I've had two very different things teach me the very same lesson recently. I'm reading Man's Search For Meaning by Viktor Frankel, he was a physcotherapist and it's a story of his struggle through the holocaust, more significantly a physcologist view from inside the prison bars at the worst concentration camps. Through his desperate situation he found not only hope but even laughter and bliss! He says...
"What was really needed was a fundamental change in our attitude toward life. We had to learn ourselves and, furthermore, we had to teach the despairing men, that it did not really matter what we expected from life, but rather what life expected from us."

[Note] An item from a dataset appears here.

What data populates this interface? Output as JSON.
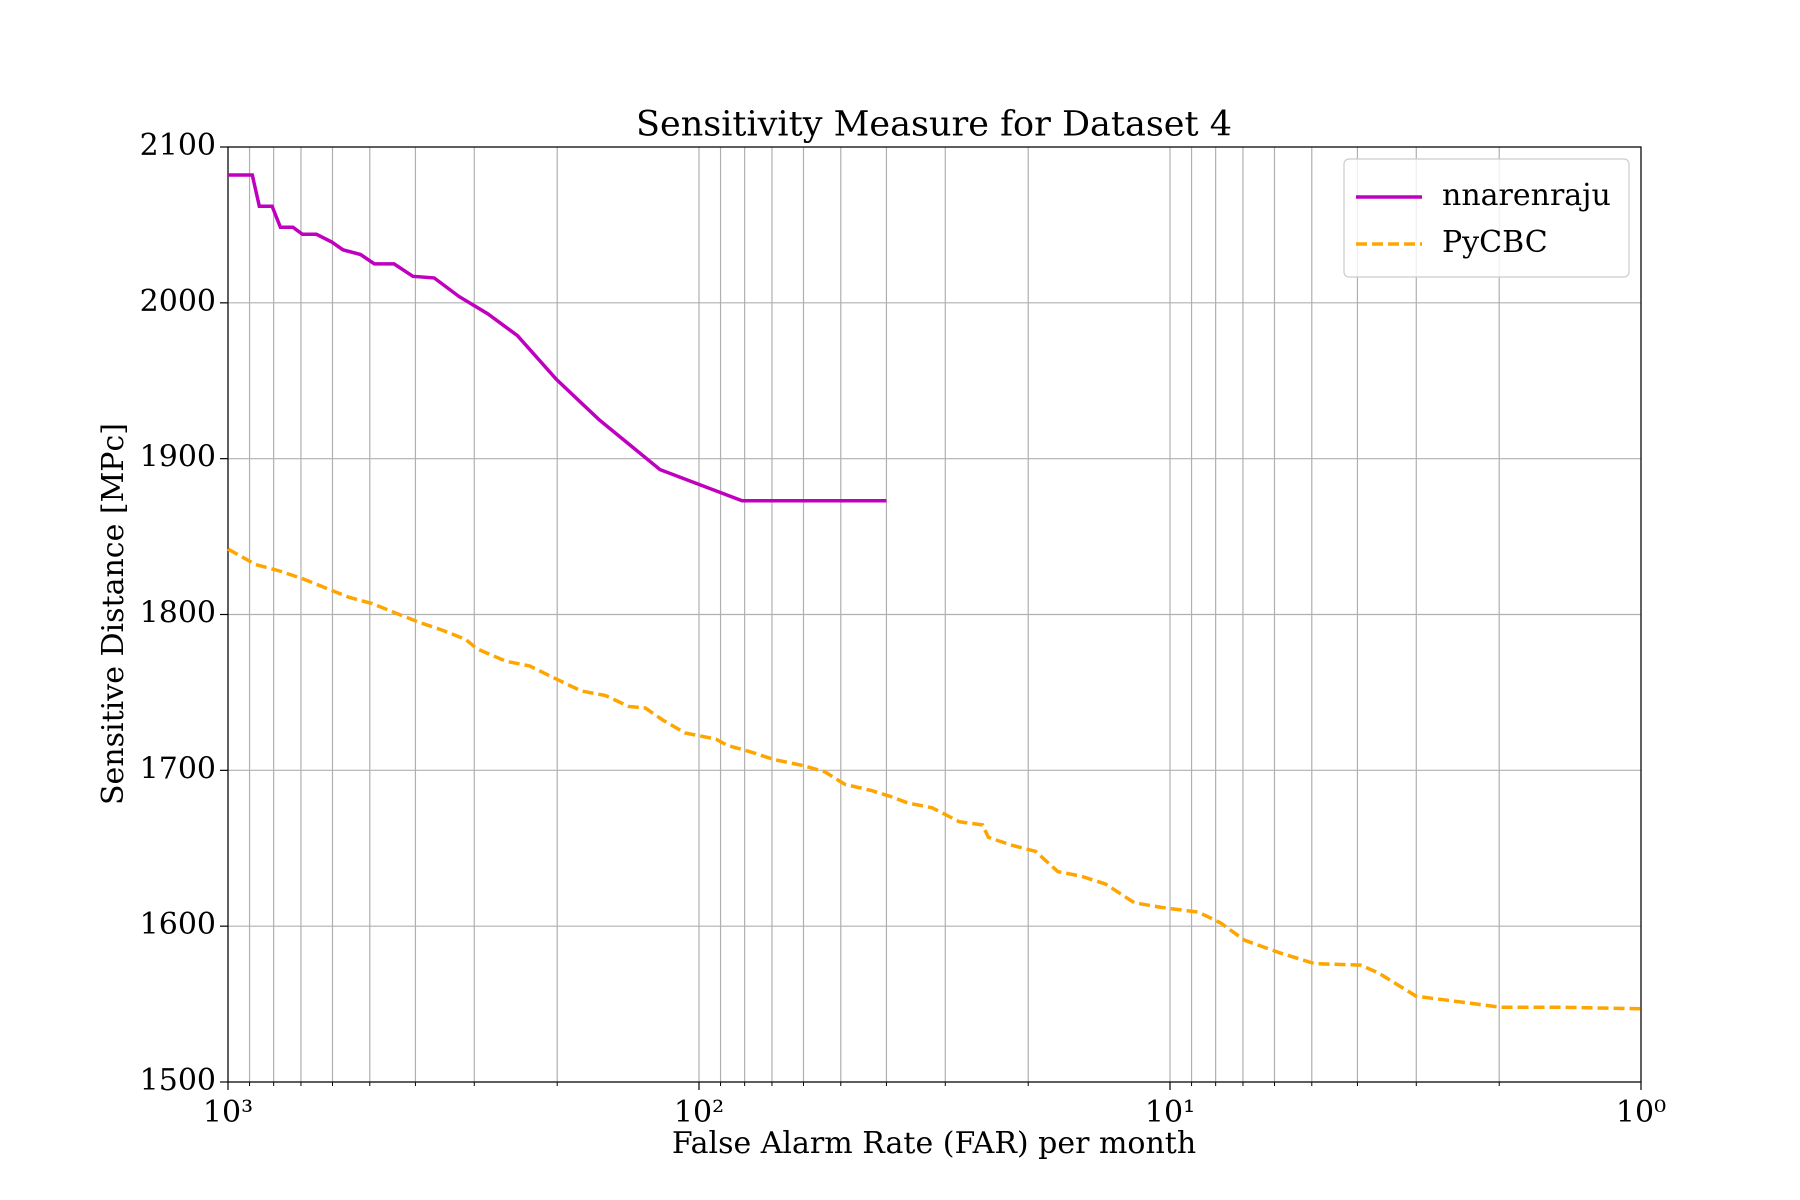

More importantly he talks about love and how it's so simple to miss the point when in striving for an unattainable objects to bring us happiness we forget that love and love alone is more powerful than material things; furthermore we forget that the embodiment of that love is in our families, closest friends, and in our God. All of these are free, and most people miss this simple point. He says, "Then I grasped the meaning of the greatest secret that human poetry and human thought and belief have to impart: The salvation of man is through love and in love." This comes from a man dying of starvation and ridden with lice, edema, and typhus.

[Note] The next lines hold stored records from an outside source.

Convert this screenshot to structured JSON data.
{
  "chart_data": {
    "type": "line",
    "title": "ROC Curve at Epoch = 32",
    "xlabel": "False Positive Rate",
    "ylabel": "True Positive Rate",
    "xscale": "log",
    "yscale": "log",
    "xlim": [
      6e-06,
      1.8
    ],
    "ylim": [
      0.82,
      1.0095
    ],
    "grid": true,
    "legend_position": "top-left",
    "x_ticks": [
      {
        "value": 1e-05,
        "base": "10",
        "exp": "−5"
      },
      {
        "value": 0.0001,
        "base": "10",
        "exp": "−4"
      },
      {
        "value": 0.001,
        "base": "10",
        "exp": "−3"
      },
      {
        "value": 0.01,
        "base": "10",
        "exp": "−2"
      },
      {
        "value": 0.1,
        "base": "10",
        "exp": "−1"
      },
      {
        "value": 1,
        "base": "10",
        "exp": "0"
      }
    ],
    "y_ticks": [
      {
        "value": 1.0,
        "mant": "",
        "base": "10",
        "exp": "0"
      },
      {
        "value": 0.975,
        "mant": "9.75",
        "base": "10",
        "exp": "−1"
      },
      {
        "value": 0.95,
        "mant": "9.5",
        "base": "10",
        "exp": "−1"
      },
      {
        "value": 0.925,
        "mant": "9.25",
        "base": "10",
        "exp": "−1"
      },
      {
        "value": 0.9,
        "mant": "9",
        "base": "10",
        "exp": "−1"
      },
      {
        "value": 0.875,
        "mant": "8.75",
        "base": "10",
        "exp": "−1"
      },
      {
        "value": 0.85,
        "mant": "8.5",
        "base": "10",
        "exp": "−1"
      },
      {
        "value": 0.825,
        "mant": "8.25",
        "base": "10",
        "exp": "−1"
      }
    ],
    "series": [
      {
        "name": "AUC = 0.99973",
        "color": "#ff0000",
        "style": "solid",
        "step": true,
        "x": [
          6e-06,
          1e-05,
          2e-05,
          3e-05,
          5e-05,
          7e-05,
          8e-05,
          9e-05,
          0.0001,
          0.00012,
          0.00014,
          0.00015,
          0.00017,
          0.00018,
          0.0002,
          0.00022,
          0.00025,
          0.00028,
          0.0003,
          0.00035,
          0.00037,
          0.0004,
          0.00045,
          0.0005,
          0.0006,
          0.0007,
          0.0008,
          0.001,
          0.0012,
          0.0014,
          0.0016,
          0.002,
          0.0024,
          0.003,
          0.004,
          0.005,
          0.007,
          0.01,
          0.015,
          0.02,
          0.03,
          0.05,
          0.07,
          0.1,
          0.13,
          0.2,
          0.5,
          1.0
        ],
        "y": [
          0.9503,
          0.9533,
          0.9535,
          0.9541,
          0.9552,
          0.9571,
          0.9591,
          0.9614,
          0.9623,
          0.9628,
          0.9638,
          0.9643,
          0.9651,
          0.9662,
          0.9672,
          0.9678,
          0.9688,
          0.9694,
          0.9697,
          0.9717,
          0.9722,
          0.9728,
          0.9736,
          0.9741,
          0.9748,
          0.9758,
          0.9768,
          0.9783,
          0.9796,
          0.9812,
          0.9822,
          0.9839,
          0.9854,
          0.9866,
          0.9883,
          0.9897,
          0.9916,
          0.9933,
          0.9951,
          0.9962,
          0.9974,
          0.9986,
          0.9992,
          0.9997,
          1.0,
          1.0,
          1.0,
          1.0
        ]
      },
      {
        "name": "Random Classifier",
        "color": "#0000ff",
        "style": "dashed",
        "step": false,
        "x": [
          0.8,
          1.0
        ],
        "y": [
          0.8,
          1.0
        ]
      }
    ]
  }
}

The same day that I read this I met with Shriram again and through a few of his stories I realized he was getting at the very same message! He wrote this and I want to share it with you...

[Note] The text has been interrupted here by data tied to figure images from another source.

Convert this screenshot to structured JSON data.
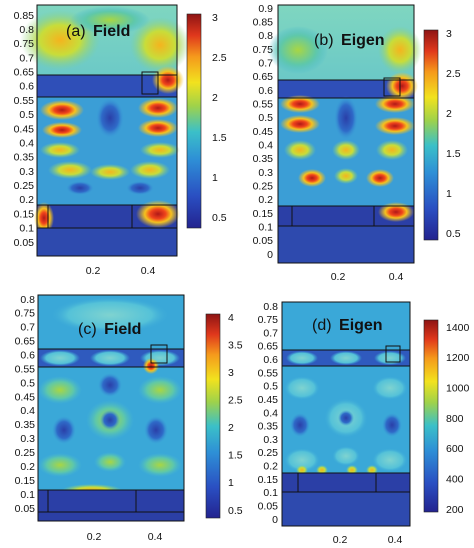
{
  "figure": {
    "panels": [
      {
        "id": "a",
        "label": "(a)",
        "name": "Field",
        "yticks": [
          "0.85",
          "0.8",
          "0.75",
          "0.7",
          "0.65",
          "0.6",
          "0.55",
          "0.5",
          "0.45",
          "0.4",
          "0.35",
          "0.3",
          "0.25",
          "0.2",
          "0.15",
          "0.1",
          "0.05"
        ],
        "xticks": [
          "0.2",
          "0.4"
        ],
        "colorbar_ticks": [
          "3",
          "2.5",
          "2",
          "1.5",
          "1",
          "0.5"
        ]
      },
      {
        "id": "b",
        "label": "(b)",
        "name": "Eigen",
        "yticks": [
          "0.9",
          "0.85",
          "0.8",
          "0.75",
          "0.7",
          "0.65",
          "0.6",
          "0.55",
          "0.5",
          "0.45",
          "0.4",
          "0.35",
          "0.3",
          "0.25",
          "0.2",
          "0.15",
          "0.1",
          "0.05",
          "0"
        ],
        "xticks": [
          "0.2",
          "0.4"
        ],
        "colorbar_ticks": [
          "3",
          "2.5",
          "2",
          "1.5",
          "1",
          "0.5"
        ]
      },
      {
        "id": "c",
        "label": "(c)",
        "name": "Field",
        "yticks": [
          "0.8",
          "0.75",
          "0.7",
          "0.65",
          "0.6",
          "0.55",
          "0.5",
          "0.45",
          "0.4",
          "0.35",
          "0.3",
          "0.25",
          "0.2",
          "0.15",
          "0.1",
          "0.05"
        ],
        "xticks": [
          "0.2",
          "0.4"
        ],
        "colorbar_ticks": [
          "4",
          "3.5",
          "3",
          "2.5",
          "2",
          "1.5",
          "1",
          "0.5"
        ]
      },
      {
        "id": "d",
        "label": "(d)",
        "name": "Eigen",
        "yticks": [
          "0.8",
          "0.75",
          "0.7",
          "0.65",
          "0.6",
          "0.55",
          "0.5",
          "0.45",
          "0.4",
          "0.35",
          "0.3",
          "0.25",
          "0.2",
          "0.15",
          "0.1",
          "0.05",
          "0"
        ],
        "xticks": [
          "0.2",
          "0.4"
        ],
        "colorbar_ticks": [
          "1400",
          "1200",
          "1000",
          "800",
          "600",
          "400",
          "200"
        ]
      }
    ]
  }
}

How Little Suffices For Happiness
by Shriam Jaiswad
Our happiness is not depended upon riches of the world. If we are going to be really happy then even a simple thing can bring us joy. A child on the sea shore playing with a heap of sand is much happier than a king clinging to a heap of gold.
He had written many sort stories with the moral of love being free and yet priceless. He condemns the greedy politicians and rich brahmin families for their materialistic hording of India's wealth. He even wrote in a story titled The 5 Rupee Note where he mentions how when children find a spare moment in time where they have nothing to do they play, oppositely when an adult has nothing to do he broads over the past and complains about what can be better in his life.
A wonderful and beautiful girl names Sara, from England came to the school yesterday to visit. We talked for hours (I even had to cancel my English classes) and I showed her the temples, ruins, and she wanted to meet Shriram. While there, as usual, he complained about his health and how he has never done anything significant with his life. After a couple of hours of reading his stories, talking, and tea we headed out the gate and he thanked several times for our time. Sara turned around a said "I know you realize you don't have much time left on this earth, but don't forget your own advice. " He asked her what she meant by this and she told him that although he is an adult he should never stop playing. He smiled and we walked away without another word.

It's such a basic lesson and we've all heard it before. Love, whether for you wife, your God, or your family...love is the only way to happiness, hope and even bliss. If something in our life is not driven by love, drive it out before in takes up roots and becomes a permanent blight eating away at our happiness and our youth.

1 comment:

  1. Wow, in case I have not told you lately, I Love You With All My Heart and you are one of the reasons God put me on this earth.